Synthetic polymers have shown potential for data storage due to their robustness and space-efficiency, but they have long been limited by the size constraints of MS. For synthetic polymers used in data storage, MS can accurately analyze only up to a certain molecular weight before it struggles with resolution and precision. This limit restricts the length of polymer chains that can be effectively decoded in a single pass, as longer chains (with higher molecular weights) exceed the analytical capacity of typical MS systems. Moreover, standard MS methods decode data sequentially, meaning that reading a particular section of stored information requires processing the entire chain from start to finish.

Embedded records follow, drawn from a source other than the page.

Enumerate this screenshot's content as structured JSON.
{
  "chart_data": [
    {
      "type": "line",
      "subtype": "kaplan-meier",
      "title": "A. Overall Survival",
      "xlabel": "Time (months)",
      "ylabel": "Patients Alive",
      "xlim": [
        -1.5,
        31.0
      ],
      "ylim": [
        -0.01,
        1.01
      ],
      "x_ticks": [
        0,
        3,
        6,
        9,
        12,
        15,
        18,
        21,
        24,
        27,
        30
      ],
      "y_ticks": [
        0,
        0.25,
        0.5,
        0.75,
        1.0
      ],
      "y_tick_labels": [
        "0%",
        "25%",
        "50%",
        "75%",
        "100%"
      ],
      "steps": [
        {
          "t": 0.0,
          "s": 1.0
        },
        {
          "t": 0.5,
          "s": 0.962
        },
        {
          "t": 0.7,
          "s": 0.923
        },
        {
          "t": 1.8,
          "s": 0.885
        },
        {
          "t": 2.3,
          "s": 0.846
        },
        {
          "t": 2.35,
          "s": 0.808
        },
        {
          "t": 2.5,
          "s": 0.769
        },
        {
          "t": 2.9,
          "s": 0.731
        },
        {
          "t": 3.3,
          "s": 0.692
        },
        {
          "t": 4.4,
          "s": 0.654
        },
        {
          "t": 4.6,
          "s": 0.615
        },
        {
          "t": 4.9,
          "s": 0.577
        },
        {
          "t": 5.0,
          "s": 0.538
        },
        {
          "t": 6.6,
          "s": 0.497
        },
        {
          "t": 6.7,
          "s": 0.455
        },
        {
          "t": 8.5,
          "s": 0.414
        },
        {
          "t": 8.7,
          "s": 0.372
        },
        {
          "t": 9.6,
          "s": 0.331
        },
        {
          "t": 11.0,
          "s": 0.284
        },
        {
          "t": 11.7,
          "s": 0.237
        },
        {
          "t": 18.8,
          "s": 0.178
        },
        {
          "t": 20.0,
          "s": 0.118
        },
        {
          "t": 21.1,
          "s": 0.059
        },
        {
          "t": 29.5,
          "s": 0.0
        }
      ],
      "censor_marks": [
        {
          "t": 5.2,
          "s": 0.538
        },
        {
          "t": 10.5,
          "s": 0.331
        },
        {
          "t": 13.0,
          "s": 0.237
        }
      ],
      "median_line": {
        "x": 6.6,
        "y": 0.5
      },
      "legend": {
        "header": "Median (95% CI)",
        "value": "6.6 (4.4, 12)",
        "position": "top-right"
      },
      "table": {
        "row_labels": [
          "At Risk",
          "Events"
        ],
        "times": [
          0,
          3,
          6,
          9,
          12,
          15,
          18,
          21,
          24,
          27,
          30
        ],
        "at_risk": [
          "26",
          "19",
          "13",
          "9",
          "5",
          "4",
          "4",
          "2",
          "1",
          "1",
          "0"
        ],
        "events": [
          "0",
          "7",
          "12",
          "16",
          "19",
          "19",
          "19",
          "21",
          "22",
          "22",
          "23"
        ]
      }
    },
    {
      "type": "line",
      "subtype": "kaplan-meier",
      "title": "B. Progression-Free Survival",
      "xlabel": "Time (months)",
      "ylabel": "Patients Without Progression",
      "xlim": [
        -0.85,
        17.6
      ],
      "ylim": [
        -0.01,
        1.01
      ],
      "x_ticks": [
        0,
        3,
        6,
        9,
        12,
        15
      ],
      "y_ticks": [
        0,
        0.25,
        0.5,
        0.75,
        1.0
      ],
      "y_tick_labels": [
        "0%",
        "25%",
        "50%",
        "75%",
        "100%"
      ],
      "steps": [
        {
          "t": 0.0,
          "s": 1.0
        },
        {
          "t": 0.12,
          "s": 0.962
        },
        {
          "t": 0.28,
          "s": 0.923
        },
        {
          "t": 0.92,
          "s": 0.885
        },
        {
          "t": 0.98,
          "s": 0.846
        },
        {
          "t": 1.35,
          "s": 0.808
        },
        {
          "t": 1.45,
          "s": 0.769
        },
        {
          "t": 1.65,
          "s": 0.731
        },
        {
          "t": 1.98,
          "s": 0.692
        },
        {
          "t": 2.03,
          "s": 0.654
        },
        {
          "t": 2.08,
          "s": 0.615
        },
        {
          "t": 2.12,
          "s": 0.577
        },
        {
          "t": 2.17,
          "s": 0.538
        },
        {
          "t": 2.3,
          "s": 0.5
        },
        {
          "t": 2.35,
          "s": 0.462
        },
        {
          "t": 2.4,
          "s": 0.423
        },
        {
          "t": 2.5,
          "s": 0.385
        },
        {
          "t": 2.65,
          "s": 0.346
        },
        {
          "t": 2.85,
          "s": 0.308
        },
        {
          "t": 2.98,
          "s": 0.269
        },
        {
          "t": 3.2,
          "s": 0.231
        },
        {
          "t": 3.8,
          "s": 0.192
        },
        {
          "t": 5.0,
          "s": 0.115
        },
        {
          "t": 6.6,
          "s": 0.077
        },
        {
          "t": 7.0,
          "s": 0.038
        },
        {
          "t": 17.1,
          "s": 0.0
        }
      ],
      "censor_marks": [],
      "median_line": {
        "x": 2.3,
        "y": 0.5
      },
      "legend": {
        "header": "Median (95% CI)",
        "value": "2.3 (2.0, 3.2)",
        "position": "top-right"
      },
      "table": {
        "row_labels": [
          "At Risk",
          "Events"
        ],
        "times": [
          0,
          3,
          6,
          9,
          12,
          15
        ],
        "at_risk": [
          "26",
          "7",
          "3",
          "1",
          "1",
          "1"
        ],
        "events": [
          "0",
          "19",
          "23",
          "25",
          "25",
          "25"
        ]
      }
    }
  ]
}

To address this, researchers at Seoul National University, led by Kyoung Taek Kim, introduced shotgun sequencing to polymer data storage, a strategy allowing both extended storage lengths and random access to specific data segments within the chain.
In the study, researchers encoded a 512-bit binary sequence representing ASCII text into a polymer chain, using lactic acid for “1” and phenyllactic acid for “0.” To allow selective data retrieval, they incorporated fragmentation points along the polymer chain marked by mandelic acid monomers, which cause the chain to break into MS-compatible fragments. This fragmentation enabled the team to bypass MS length constraints, allowing each fragment to be independently analyzed while retaining sequence integrity.
The decoding process involved activating these fragmentation points, yielding 18 separate fragments. Each fragment was identified and custom software mapped the fragments by calculating mass differences. To ensure accuracy, the sequence was verified using a CRC error-detection code embedded in the data.
The technique also enables random access within the polymer. By mapping specific fragments in the encoded address, the researchers isolated sections of interest, such as the word “chemistry,” without reading the entire chain. This capability brings synthetic polymers closer to the flexible retrieval systems of traditional digital media, allowing selective data access and potentially reducing retrieval time.
Beyond data capacity improvements, shotgun sequencing could transform molecular storage by enabling high-volume encoding while reducing physical storage needs, making it particularly suitable for archival applications in secure and long-term data storage, according to the authors.